L’Istituto potrebbe quindi diventare un nodo in una rete conservatrice più ampia, che collega l’Europa occidentale a quella orientale attraverso i Balcani.

Tuttavia, questa strategia non è priva di rischi: l’Albania è un candidato all’ingresso nell’Unione Europea, e un eccessivo avvicinamento a potenze non allineate con Bruxelles potrebbe complicare il percorso di adesione.

Implicazioni per l’Albania e oltre

La nascita dell’Istituto Conservatore albanese arriva in un momento cruciale.

Le elezioni parlamentari del 2025 si avvicinano, e il PD, nonostante le difficoltà interne, resta una forza competitiva contro i socialisti di Edi Rama.

Il Think-Tank potrebbe fornire al centrodestra albanese un’arma ideologica per mobilitare l’elettorato, specialmente nelle aree rurali e tra chi è critico verso la globalizzazione e l’influenza occidentale.
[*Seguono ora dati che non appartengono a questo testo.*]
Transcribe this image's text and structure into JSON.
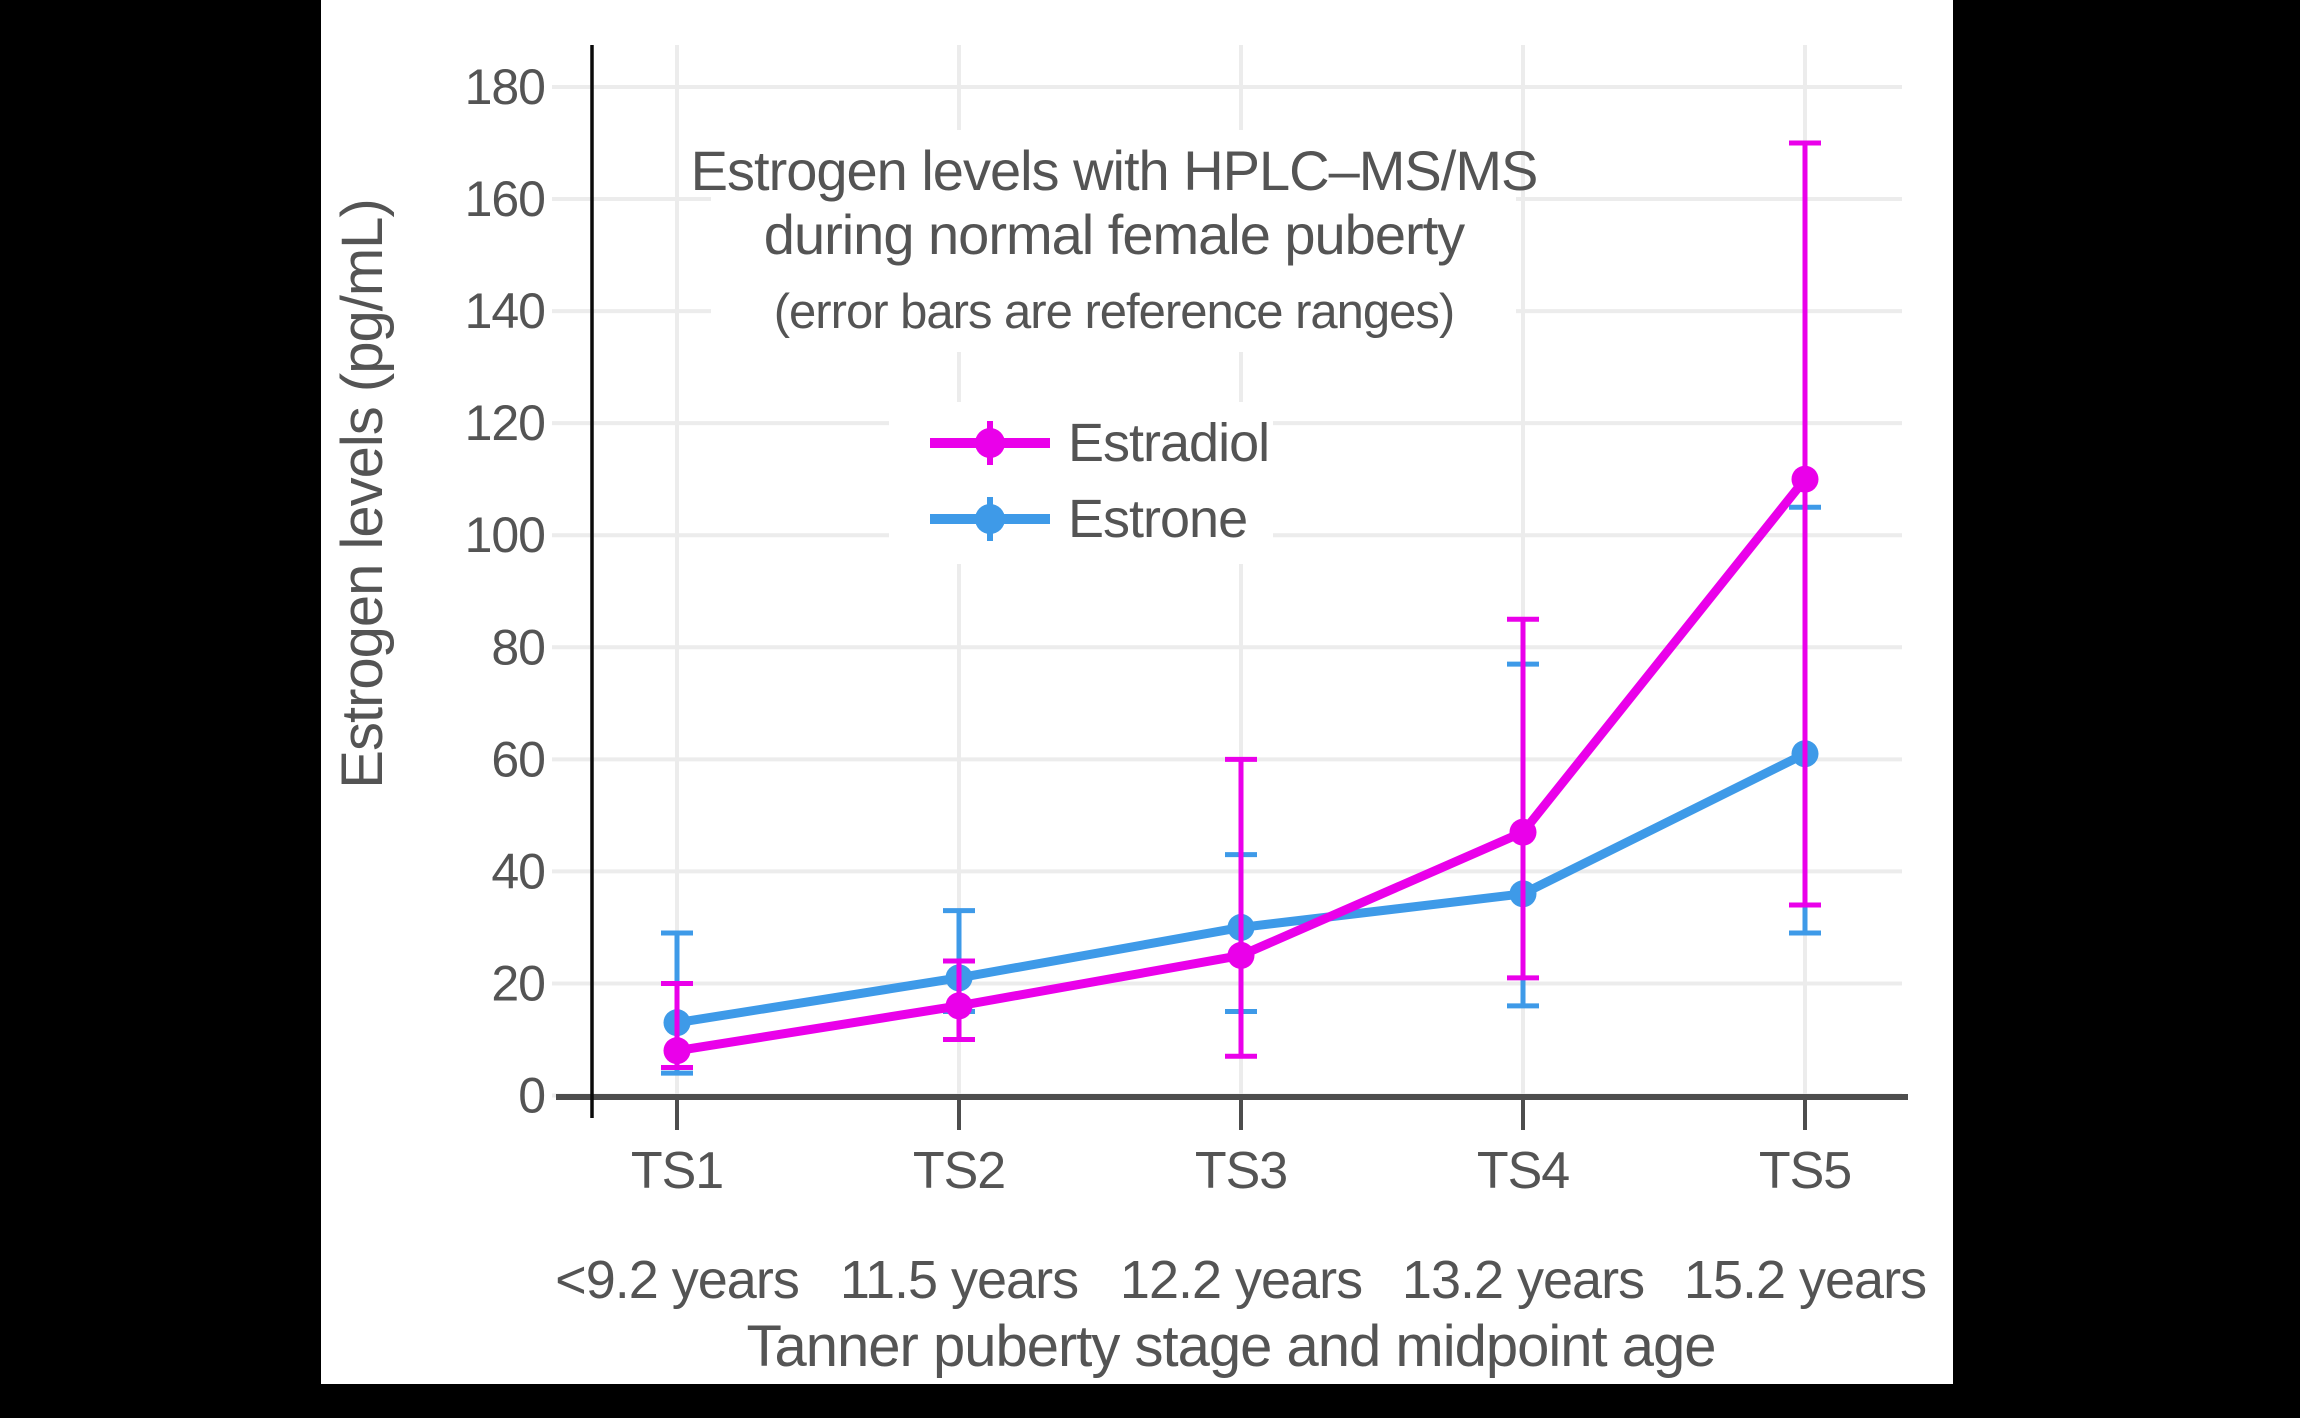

Temi come la difesa della famiglia tradizionale, il controllo dei confini e la resistenza alla “wokeness” – mutuati dal dibattito conservatore internazionale – potrebbero trovare terreno fertile in un Paese con una forte identità culturale.

A livello internazionale, il progetto riflette una tendenza più ampia: la crescente internazionalizzazione dei movimenti conservatori. Dall’Ungheria al Regno Unito, passando per i Balcani, si sta formando una sorta di “Internazionale conservatrice” che cerca di contrastare l’egemonia progressista.

Per l’Albania, questo potrebbe significare un ruolo più attivo nel dibattito europeo, ma anche il rischio di polarizzare ulteriormente una società già divisa.

Resta da vedere se l’Istituto riuscirà a tradurre queste ambizioni in un impatto concreto.

Per ora, il suo lancio è un segnale chiaro: i conservatori albanesi non intendono restare ai margini, e sono pronti a giocare una partita che va ben oltre i confini nazionali, con alleati potenti e modelli controversi come guida.